Tadelnd hebt Ren den Finger. »Erstens: Man fragt, bevor man sich einen Keks nimmt. Zweitens: Man spricht nicht mit vollem Mund. Und jetzt macht weiter, damit wir auch die restlichen Kekse in den Ofen schieben können.«
Runterschluckend nickt Jamon mit verlegen geröteten Wangen. »Tut mir leid, aber ich konnte einfach nicht widerstehen.«
Bald liegt auch der restliche Teig in Form von Halbmonden und Sonnen auf dem Blech, das sich immerhin noch einmal bis zur Hälfte füllt. Da die Kekse im Ofen noch nicht fertig sind, stellen sie das Blech auf die Arbeitsplatte.
Während Jamon jetzt den Tisch von Mehl und Teigresten befreit, bereitet Ren mit Kais Hilfe das Frühstück vor. Aber kein Duft nach Schwarztee mischt sich mit dem Duft der Kekse, denn zur Feier des Tages hat Ren den Kakao hervorgeholt und gibt sogar noch einen Klecks Sahne dazu.

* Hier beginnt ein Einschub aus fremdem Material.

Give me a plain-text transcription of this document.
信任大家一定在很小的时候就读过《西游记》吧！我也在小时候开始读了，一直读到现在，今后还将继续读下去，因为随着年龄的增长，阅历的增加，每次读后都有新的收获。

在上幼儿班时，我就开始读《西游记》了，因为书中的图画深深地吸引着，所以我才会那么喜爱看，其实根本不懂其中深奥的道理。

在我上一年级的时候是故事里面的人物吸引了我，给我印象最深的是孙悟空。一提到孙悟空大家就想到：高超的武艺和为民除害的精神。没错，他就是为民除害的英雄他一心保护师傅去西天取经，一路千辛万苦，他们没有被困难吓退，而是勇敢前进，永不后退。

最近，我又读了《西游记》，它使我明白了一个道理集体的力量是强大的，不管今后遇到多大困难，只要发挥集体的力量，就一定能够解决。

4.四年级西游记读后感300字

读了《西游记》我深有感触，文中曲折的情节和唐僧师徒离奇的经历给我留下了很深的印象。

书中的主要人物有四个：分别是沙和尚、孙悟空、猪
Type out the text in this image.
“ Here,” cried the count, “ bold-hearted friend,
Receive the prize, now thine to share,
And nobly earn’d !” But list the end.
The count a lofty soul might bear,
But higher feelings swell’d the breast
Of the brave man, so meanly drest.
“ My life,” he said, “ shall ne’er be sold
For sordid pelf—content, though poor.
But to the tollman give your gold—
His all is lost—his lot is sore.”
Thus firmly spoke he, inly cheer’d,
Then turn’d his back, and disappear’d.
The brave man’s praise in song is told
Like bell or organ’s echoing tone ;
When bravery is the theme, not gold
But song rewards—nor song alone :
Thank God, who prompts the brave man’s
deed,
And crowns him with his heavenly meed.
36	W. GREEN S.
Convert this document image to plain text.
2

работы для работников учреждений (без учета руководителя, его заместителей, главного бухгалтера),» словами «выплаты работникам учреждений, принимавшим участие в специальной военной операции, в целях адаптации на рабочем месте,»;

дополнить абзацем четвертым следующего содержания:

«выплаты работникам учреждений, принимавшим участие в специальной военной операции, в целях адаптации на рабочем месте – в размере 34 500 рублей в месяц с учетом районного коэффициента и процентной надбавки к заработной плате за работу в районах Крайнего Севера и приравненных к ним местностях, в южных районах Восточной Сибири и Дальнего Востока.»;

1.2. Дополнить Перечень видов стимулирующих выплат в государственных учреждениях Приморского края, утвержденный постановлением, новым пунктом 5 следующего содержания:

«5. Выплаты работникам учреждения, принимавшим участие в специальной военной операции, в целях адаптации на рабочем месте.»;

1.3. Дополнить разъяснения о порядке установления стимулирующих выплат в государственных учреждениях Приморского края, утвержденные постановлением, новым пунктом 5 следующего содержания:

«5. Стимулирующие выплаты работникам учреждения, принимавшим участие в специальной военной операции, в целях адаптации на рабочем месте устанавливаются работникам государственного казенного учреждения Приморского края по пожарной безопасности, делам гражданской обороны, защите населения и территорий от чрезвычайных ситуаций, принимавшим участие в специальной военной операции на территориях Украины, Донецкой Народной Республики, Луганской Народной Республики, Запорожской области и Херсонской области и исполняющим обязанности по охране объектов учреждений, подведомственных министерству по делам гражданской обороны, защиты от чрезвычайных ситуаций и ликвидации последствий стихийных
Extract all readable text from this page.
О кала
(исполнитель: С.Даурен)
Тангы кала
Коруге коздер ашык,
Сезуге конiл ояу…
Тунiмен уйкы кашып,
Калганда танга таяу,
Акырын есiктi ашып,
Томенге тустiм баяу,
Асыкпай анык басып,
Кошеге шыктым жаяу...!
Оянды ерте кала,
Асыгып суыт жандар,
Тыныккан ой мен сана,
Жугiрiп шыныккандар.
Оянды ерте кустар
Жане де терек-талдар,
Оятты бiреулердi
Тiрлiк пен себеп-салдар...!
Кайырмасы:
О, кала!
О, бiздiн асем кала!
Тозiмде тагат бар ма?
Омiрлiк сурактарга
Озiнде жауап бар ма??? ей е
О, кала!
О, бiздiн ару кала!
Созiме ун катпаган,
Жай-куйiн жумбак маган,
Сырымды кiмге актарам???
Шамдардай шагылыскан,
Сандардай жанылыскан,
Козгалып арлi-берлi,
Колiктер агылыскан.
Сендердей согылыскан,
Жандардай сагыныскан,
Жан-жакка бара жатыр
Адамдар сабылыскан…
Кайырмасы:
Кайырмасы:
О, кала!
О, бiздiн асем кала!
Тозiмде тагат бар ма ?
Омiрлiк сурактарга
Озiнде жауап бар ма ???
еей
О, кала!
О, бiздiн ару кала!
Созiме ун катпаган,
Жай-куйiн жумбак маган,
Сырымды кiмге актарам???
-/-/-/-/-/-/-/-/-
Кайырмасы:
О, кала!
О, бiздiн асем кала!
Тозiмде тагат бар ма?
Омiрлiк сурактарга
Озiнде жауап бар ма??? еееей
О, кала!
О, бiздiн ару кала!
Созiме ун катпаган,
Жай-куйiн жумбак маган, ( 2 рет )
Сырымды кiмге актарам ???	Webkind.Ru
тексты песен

Mit leuchtenden Augen nimmt Jamon eine der Tassen und schnuppert. »Das riecht so gut. Heute ist wirklich ein besonderer Tag.«
Leise lachend legt Kai den Arm um seinen Liebsten. »Ja, heute ist ein besonderer Tag«, raunt er ihm zu. »Lass uns frühstücken. Wir haben noch viel vor.«
Wissend nickt Jamon. »Ja, Großvater hat es mir gesagt, dass wir nachher noch zum Friedhof gehen.«
»Jungs, der Kakao wird nicht wärmer, wenn ihr weiter rumredet, also setzt euch hin und esst.« Streng sieht Ren die beiden an, aber das schelmische Blitzen in seinen Augen zeigt deutlich, dass er es nicht so meint.
Dennoch setzen sie sich nun und greifen nach den Brötchen.
Immer wieder sehen sich Kai und Jamon tief in die Augen, während sie essen. Irgendwie ist die Stimmung heute anders als in den letzten Wochen. Sie ist entspannter …
Schmunzelnd beobachtet Ren seine beiden Enkel, die ihn gerade mehr an Jugendliche erinnern, so wie sie einander ansehen. »Wenn wir mit dem Frühstück fertig sind, möchte ich gleich zum Friedhof aufbrechen.«
Aus seinen Gedanken gerissen, blickt Kai fragend zu seinem Großvater. »Warum die Eile? Ich meine … natürlich will ich auch zum Friedhof, aber sonst hast du es nie so eilig gehabt.«
Seufzend deutet Ren zu Jamon. »Willst du ihn zwingen hierzubleiben? Du weißt doch genau, wie voll der Friedhof am Fünfundzwanzigsten immer ist. Wir sind schließlich nicht die Einzigen, die heute die Verstorbenen besuchen.«
Beschämt senkt Kai den Blick. »Du hast ja recht. Daran habe ich nicht gedacht, dass Jamon sich dann ja verstellen muss.«
Ernst nickt Ren. »Genau. Und darum will ich möglichst früh los.« Er beugt sich etwas vor und legt die Hand auf den Arm seines Enkels. »Nun sei nicht so geknickt. Wir packen nachher gleich die Kekse ein und gehen los. Dann kann Jamon den Ausflug auch noch genießen.«
Leise räuspert sich Jamon. »Wir müssen uns nicht überschlagen, nur damit ich nicht so lange den perfekten Sklaven spielen muss. Es ist also alles gut.« Sanft lächelnd erwidert er den Blick seines Shariks.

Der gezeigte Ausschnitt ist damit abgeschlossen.